While Tughlaq’s move was good in theory, he failed in implementation. Representative currency is a sound idea but it has one weak spot: forgery. Since representative money is worth very little intrinsically and can actually be exchanged for valuable commodities like gold or silver, there is a lot of value in making forgeries. Tughlaq’s tanka, made of brass or copper, could be traded in for valuable gold or silver from the government – a lucrative deal for good forgers.

Forging chaos

Modern governments protect their paper currency against forgers by adding security features such as watermarks to make it difficult for people to counterfeit the notes. In fact, this was one of the reasons initially trotted out by the Union government to justify its demonetisation plan. However, as it turned out, due to poor planning by the government, there was no time to add any new security features.

While this is unfortunate, the Modi government could take solace in the fact that this is not the first time that a government in the Indian subcontinent has badly planned new currency.
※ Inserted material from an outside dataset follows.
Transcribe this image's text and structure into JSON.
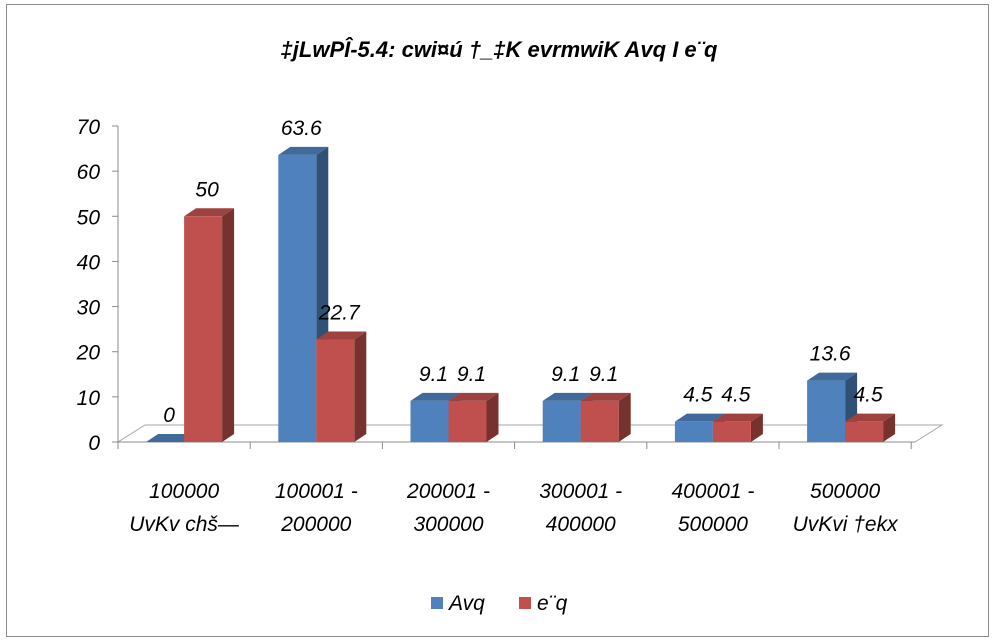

Tughlaq’s new tanka was not crafted carefully enough to prevent forgers from replicating it. As word got around, counterfeit tankas started to flood the market. A contemporary historian reported that every house “became a mint”. Soon, there were so many forgeries floating around that it led to hyperinflation, and the tankas became worthless.

To stem the economic chaos, the Tughlaq administration rolled back the tanka and promised to compensate genuine tanka holders with gold and silver. However, the number of fakes were so large that for a number of years, mounds of worthless copper tankas, rejected by the government, remained piled outside the Daulatabad fort.

As could be imagined, the economic chaos was not good for Mohammad Bin Tughlaq, and it was one of the reasons for the dismemberment of his kingdom. By the time Tughlaq died in 1351, key parts of his empire such as Bengal and the Deccan had liberated themselves, and the sultanate was confined to a small area around Delhi and the western parts of current day-Uttar Pradesh.